Soft Chapati Recipe
This Soft Chapati recipe creates tender, flaky Indian flatbreads using all-purpose flour, water, salt, sugar, and ghee or oil. The dough is kneaded thoroughly and rested to develop softness. Rolling and cooking them properly produces chapatis with a pliable texture and subtle layering from the oil or ghee used both in the dough and during cooking.
Ingredients
- 5 cups all-purpose flour
- 1 tablespoon salt
- 1 tablespoon sugar (optional)
- 2¾ cups water
- 6 tablespoon ghee to add to the flour, and to smoothen the dough, or cooking oil
- ½ cup ghee to knead as well as fry the chapati, or cooking oil
Instructions
- Mix the dry ingredients, namely all-purpose flour, salt, and sugar in a large bowl. Add 3 tablespoons oil or ghee to the flour mixture and combine. Next, add the water, a little at a time, and use your fists or an electric mixer to knead for about 10 minutes until you obtain a soft and smooth dough. Feel free to add some flour in small handfuls, if the dough feels too sticky.
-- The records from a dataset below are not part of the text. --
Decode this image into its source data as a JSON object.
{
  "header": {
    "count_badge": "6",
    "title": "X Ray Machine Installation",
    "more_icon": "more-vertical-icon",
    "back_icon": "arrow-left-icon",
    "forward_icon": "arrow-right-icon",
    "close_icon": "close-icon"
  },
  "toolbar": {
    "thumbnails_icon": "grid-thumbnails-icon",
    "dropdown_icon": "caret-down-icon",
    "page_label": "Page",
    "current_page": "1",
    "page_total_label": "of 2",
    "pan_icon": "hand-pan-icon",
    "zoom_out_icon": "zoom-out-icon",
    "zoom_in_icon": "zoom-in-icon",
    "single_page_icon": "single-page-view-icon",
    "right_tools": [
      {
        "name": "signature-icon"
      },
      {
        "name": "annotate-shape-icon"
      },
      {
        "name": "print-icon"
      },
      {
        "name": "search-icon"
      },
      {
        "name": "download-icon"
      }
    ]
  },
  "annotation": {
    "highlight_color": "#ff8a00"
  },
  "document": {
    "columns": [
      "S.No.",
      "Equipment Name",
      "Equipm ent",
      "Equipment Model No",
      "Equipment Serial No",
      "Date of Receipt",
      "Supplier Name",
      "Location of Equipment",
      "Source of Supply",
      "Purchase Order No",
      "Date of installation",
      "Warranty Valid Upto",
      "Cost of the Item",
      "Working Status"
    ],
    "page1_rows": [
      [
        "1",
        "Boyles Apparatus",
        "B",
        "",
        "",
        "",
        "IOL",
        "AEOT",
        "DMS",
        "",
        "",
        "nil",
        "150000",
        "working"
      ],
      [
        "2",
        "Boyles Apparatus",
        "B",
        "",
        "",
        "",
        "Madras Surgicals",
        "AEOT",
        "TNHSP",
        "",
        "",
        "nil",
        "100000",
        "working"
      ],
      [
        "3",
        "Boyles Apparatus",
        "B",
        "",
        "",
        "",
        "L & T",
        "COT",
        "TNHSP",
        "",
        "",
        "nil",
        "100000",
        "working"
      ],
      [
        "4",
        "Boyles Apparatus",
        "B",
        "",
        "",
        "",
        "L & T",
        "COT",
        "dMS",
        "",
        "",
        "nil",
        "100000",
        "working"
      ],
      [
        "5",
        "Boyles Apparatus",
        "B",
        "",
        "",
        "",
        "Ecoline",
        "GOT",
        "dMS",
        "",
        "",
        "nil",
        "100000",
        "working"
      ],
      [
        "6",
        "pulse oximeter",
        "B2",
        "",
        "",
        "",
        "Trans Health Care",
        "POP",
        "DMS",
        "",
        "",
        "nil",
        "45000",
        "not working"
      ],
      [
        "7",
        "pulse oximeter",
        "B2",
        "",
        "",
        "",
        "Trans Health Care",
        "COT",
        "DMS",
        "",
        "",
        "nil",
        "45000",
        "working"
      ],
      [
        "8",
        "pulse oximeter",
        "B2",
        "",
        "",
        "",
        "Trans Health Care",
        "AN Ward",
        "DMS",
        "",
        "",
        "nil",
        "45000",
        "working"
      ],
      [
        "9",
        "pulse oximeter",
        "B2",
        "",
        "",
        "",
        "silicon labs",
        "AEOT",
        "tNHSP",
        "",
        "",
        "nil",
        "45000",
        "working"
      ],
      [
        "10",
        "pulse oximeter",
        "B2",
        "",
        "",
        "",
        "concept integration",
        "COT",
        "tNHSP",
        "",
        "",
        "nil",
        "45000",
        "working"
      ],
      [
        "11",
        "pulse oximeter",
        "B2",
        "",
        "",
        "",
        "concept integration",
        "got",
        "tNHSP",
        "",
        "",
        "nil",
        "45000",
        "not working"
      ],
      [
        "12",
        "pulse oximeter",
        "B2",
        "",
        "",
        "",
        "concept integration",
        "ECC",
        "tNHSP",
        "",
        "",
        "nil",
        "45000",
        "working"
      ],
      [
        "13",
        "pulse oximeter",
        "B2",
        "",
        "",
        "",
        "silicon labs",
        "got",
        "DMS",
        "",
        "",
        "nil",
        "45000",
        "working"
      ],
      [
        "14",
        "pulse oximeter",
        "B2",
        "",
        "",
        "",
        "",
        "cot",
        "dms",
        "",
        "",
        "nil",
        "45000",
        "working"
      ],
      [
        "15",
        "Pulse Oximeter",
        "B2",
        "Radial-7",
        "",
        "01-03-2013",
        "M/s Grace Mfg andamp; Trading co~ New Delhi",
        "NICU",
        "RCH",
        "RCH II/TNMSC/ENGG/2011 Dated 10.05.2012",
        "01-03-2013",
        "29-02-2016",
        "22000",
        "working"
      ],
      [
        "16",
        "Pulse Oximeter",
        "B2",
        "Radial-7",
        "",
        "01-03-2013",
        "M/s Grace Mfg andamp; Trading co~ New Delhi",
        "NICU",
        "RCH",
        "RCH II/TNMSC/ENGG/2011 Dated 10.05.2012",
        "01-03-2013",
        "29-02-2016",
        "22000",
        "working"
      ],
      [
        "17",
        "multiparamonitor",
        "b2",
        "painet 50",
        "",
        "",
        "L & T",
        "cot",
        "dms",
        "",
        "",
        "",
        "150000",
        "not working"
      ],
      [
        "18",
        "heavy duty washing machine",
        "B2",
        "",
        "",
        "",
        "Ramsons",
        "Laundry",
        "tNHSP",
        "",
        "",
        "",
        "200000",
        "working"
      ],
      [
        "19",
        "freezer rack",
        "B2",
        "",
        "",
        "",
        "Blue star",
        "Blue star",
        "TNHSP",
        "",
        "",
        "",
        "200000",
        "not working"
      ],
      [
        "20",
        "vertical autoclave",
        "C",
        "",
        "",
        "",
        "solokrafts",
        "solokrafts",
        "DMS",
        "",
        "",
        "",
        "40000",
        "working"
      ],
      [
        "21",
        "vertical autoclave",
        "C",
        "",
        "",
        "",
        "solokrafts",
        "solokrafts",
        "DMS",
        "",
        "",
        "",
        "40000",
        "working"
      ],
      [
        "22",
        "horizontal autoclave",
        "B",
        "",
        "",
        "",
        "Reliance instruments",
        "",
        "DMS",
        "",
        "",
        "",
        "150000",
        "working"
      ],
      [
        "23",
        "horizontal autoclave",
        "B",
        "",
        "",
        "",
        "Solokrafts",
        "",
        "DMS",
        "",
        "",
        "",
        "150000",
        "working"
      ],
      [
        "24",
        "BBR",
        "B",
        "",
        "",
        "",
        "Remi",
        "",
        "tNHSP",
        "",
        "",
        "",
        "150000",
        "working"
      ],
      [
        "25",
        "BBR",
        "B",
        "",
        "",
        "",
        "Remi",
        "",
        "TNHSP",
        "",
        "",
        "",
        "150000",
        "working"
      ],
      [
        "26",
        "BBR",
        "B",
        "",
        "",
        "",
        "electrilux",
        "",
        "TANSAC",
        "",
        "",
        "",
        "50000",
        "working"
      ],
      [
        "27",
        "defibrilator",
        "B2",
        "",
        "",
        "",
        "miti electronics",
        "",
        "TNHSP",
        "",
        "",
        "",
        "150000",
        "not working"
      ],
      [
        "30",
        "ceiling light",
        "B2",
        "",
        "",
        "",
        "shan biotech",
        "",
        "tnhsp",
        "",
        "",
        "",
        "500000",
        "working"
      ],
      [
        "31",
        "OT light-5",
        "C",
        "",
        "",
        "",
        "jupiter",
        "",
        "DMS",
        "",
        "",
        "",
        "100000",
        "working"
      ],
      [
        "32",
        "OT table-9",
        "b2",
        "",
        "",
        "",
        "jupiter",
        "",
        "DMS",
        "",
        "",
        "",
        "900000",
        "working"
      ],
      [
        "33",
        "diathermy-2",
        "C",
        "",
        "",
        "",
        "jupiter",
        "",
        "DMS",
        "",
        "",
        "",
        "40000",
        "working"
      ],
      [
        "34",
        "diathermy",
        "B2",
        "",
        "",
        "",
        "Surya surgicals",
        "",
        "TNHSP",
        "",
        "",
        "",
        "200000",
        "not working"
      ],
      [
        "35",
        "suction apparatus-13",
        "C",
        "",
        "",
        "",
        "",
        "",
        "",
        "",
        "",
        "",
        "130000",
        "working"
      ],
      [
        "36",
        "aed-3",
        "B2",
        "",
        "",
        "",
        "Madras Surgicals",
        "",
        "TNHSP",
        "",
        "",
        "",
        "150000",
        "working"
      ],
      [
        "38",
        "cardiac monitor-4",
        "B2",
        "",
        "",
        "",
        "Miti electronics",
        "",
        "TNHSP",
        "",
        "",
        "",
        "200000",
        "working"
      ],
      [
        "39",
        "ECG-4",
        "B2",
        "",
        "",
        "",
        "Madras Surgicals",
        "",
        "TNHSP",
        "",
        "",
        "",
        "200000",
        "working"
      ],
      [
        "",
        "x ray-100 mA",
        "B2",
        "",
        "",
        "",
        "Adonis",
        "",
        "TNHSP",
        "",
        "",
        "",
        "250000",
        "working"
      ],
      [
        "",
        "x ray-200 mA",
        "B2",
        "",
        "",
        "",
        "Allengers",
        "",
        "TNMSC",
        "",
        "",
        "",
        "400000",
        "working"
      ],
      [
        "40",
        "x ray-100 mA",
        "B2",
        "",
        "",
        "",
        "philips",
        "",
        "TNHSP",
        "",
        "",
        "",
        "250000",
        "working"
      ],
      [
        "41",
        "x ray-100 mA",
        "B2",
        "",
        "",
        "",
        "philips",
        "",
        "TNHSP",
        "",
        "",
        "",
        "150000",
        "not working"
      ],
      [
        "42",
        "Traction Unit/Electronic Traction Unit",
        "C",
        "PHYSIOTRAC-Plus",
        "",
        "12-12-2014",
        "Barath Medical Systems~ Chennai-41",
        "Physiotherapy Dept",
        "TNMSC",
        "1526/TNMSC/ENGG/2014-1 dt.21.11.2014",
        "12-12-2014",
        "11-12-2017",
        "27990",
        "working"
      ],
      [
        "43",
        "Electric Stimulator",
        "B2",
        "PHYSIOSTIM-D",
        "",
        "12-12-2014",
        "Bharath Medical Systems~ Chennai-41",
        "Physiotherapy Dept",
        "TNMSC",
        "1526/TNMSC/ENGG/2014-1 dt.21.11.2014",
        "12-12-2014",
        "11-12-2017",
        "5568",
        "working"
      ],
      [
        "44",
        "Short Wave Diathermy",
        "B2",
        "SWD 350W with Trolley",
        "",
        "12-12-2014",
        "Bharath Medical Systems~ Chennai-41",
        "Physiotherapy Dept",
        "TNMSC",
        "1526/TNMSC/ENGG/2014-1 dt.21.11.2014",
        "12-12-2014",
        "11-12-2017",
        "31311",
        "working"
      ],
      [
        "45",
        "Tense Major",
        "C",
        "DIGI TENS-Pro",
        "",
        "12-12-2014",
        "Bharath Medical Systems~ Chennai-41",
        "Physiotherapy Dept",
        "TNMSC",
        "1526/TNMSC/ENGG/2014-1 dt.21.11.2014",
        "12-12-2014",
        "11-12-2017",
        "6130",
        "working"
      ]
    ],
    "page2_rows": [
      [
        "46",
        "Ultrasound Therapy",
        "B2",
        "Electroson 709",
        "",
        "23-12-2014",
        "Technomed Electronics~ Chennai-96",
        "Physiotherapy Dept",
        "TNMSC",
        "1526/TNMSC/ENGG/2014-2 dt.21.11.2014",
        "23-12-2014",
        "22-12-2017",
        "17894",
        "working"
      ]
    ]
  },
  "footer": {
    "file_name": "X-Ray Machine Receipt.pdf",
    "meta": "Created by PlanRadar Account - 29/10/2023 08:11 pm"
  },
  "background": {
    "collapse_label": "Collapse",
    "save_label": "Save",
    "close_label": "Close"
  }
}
- Add another 3 tablespoons of oil or ghee to the dough and knead some more, for about two minutes (you will use the rest of the oil to cook). The dough should now feel soft and pliable, and should no longer stick to the fingers.
- Cover the dough with a clean and damp kitchen cloth or plastic wrap and allow it to rest for at least 30 minutes at room temperature.
- Divide the dough into 10 equally-sized balls. Dust a wooden pastry board or your kitchen counter with flour, lightly sprinkle some flour on top of each ball of dough, and use a rolling pin to roll each into a circle of 20cm in diameter (about 8 inches). If the dough resists stretching, let it relax for a while and then roll again. Feel free to dust with more flour, if the dough sticks to the rolling board.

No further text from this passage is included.